Wiadomo, że prawo użytkowania wieczystego jest prawem czasowym ustanawianym na gruncie będącym własnością Skarbu Państwa lub właściwej jednostki samorządu terytorialnego (województwa, powiatu lub gminy) na 99 lat, a w wyjątkowych wypadkach na okres krótszy, co najmniej jednak na lat 40. Tak stanowi art. 236 § 1 kodeksu cywilnego. Wiadomo również, że budynki i inne urządzenia nabyte lub wzniesione przez użytkownika wieczystego są jego własnością, z tym jednak, że prawo użytkowania wieczystego ma charakter prawa nadrzędnego w stosunku do prawa własności budynków.
Oznacza to, że odrębna własność budynków i innych urządzeń trwa tak długo, jak długo trwa prawo użytkowania wieczystego, które wygasa z upływem terminu ustalonego w umowie albo przez rozwiązanie umowy przed upływem tego okresu (art. 33 ust. 1 ustawy o gospodarce nieruchomościami). W razie wygaśnięcia lub rozwiązania umowy użytkowania wieczystego użytkownikowi wieczystemu przysługuje wynagrodzenie za wzniesione przez niego lub nabyte na własność budynki i inne urządzenia. Wynagrodzenie powinno być równe wartości tych budynków i urządzeń określonej na dzień wygaśnięcia użytkowania wieczystego.
Takie zasady obowiązują w odniesieniu do nieruchomości gruntowych zabudowanych wymienionymi budynkami i innymi urządzeniami na gruntach oddanych w użytkowanie wieczyste. Są to tzw. nieruchomości budynkowe.
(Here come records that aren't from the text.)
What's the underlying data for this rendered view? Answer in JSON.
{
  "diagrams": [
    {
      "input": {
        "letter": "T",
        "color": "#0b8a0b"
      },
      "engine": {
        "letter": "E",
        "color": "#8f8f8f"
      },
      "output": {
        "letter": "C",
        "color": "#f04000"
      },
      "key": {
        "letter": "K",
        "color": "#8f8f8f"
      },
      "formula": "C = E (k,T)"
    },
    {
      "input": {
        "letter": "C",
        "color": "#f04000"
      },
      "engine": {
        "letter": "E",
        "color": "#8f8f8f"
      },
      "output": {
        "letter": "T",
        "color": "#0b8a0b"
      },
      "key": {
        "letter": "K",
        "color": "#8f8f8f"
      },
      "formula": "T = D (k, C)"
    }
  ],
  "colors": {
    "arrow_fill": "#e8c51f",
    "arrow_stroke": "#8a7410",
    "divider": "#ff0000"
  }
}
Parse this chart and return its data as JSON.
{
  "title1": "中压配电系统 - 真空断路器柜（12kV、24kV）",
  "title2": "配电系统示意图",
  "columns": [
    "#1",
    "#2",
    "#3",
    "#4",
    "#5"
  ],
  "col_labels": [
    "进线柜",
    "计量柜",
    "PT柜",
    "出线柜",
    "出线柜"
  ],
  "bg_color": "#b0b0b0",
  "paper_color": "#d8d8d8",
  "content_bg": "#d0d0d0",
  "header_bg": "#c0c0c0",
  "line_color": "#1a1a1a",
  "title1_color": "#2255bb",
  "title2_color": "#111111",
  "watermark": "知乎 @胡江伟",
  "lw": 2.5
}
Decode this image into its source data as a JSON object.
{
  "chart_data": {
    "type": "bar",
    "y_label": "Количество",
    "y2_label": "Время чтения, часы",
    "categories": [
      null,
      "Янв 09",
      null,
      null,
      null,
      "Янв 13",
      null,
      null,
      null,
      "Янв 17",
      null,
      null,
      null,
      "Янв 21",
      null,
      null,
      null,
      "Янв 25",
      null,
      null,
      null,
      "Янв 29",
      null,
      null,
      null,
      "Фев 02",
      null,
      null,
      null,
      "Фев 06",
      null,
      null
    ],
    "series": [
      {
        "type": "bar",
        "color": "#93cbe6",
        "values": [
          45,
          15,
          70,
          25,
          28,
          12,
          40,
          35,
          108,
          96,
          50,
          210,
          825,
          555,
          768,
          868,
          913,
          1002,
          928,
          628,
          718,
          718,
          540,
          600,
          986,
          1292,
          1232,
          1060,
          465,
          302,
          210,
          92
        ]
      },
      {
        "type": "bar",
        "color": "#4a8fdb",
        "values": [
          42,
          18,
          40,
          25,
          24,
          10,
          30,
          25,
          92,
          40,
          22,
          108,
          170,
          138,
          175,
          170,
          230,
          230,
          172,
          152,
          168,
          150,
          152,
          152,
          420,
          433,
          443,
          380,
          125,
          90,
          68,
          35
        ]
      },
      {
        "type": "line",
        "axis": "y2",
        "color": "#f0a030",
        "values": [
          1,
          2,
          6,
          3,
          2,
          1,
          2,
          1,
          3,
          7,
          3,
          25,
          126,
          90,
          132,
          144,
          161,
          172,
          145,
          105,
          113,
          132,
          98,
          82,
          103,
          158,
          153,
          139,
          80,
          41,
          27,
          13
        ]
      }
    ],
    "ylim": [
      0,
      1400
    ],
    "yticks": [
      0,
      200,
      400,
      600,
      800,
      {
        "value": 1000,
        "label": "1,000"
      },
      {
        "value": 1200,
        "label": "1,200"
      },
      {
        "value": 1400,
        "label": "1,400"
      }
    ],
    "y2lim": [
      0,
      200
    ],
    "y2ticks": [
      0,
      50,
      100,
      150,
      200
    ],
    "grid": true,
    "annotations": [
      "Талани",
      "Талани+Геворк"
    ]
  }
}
Zupełnie inna sytuacja występuje w odniesieniu do nieruchomości lokalowych, ustanawianych jako odrębna własność na podstawie ustawy z 24 czerwca 1994 r. o własności lokali. Zgodnie z art. 3 ust. 1 tej ustawy: „W razie wyodrębnienia własności lokali właścicielowi lokalu przysługuje udział w nieruchomości wspólnej jako prawo związane z własnością lokali. Nie można żądać zniesienia współwłasności nieruchomości wspólnej, dopóki trwa odrębna własność lokali". Jest to tzw. współwłasność przymusowa.